Shtern prend une part active aux différentes étapes de la publication et de la diffusion de ses œuvres. Il organise le financement, trouve des éditeurs et vend ses propres ouvrages chaque fois qu'il en a l'occasion. En parallèle, il s'occupe de la vente d'un enregistrement fait sous étiquette Folkways, classé littérature juive classique parce que le disque contient la lecture d'un de ses poèmes, « Alef Beys », qu'interprète Chaim Ostrovsky.
Shtern est lauréat du Annual YKUF Prize for Literature, du Chaim Zhitlovsky Prize for Literature, sans compter les nombreuses bourses reçues pour publier ses œuvres en yiddish, ainsi qu'en traduction française et anglaise. Shtern s'éteint à la suite d'une longue maladie, en août 1990.

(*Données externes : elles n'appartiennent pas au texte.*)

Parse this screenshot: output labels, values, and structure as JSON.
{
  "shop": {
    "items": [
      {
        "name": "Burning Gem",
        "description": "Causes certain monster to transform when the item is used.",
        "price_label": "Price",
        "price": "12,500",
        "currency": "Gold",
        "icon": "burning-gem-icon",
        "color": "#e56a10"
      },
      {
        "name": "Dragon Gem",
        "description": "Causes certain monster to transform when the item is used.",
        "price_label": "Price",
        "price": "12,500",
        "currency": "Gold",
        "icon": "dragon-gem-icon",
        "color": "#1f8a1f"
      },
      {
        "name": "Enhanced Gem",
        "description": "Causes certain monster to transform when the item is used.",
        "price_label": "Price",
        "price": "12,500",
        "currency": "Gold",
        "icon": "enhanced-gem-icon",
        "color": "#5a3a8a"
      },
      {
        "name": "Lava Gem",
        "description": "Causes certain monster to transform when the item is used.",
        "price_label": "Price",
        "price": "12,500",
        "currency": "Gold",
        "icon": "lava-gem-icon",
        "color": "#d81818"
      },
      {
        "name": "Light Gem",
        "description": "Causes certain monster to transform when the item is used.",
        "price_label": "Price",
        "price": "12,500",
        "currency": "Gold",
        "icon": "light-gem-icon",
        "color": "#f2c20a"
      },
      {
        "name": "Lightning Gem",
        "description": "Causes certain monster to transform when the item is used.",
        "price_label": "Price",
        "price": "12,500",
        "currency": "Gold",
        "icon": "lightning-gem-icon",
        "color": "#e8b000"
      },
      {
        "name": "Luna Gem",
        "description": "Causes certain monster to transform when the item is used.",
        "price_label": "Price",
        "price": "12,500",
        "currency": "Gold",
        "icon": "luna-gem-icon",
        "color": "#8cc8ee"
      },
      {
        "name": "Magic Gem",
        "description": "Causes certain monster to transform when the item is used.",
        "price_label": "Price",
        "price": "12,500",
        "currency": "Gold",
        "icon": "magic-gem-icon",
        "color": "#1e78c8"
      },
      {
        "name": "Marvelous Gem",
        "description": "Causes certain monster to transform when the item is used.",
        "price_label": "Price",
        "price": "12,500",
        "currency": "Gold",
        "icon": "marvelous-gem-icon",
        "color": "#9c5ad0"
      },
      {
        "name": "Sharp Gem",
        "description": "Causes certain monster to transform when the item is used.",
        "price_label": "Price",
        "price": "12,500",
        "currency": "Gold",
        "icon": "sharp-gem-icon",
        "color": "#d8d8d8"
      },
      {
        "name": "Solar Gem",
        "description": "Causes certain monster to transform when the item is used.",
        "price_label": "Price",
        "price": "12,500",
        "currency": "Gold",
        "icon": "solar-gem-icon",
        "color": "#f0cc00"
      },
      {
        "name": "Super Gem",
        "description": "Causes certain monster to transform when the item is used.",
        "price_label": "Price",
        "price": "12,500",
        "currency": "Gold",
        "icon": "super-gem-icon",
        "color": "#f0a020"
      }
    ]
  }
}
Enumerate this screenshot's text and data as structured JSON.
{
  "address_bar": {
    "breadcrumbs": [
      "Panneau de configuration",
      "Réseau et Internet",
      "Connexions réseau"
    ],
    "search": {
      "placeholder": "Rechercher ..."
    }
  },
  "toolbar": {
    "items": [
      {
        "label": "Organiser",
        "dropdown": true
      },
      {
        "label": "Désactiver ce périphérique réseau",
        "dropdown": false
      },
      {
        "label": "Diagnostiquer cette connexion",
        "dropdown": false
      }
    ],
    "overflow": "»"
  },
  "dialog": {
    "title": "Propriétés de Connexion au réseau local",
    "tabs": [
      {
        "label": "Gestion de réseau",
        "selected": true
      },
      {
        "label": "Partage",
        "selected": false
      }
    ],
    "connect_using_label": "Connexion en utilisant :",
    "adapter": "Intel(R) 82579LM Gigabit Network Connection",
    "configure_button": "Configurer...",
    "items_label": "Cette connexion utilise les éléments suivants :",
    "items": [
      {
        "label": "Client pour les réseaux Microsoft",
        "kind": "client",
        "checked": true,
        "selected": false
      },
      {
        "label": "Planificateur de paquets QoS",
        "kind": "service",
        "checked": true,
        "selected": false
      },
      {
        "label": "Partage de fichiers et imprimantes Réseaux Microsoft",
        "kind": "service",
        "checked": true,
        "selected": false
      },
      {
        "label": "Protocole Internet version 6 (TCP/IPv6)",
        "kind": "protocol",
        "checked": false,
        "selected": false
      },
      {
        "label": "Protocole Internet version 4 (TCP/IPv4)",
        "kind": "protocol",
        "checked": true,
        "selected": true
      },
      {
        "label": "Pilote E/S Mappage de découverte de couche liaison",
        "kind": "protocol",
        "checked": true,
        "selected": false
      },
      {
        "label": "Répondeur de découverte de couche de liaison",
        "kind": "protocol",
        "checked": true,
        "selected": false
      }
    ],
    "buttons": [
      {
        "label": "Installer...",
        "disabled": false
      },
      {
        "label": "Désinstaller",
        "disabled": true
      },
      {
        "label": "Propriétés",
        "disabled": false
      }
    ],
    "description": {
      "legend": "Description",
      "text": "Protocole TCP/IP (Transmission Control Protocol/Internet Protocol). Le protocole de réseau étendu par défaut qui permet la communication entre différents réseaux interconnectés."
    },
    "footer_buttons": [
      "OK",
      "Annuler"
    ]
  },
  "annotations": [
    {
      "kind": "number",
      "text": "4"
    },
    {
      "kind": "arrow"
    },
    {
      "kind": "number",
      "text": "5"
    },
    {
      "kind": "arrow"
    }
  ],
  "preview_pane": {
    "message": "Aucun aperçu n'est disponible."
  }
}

Le fonds contient divers documents qui témoignent des activités de Shtern en tant que poète, journaliste, enseignant et figure de proue de sa communauté. On y trouve de la correspondance manuscrite échangée avec plusieurs individus ou organismes, des manuscrits d'œuvres publiées, des annonces de lectures publiques données par Shtern. Cet ensemble donne un aperçu des différents aspects de la vie de l'écrivain. Le fonds peut aussi renseigner quiconque s'intéresse à l'une des figures suivantes, qui ont toutes participé à la vie littéraire yiddish (cette liste n'est pas exhaustive) : Herz Bergner, Israel Bercovitch, Abraham Bick, Yosef Burg, Philip Cherner, Sheen Daixel, B.Z. Goldberg, Ber Green, V.J. Jerome, Berl Kagan, Menke Katz, Aaron Kramer, Rokhl Pressman, Chana Safran, Y.E. Ronch, Zishe Weinper, David Weiss et Yankl Zipper.
Ce fonds comporte 5 séries : 1. Correspondance; 2. Documents préparatoires et manuscrits; 3. Documents professionnels; 4. Souvenirs personnels; 5. œuvres publiées.
Source immédiate d'acquisition : le fond a été acquis de son fils, David Shtern, et de sa belle-fille, Elspeth.
Langue : les documents déposés dans ce fonds sont surtout en yiddish.
Restrictions : certaines restrictions à la consultation.
Instrument de recherche : instrument de recherche disponible.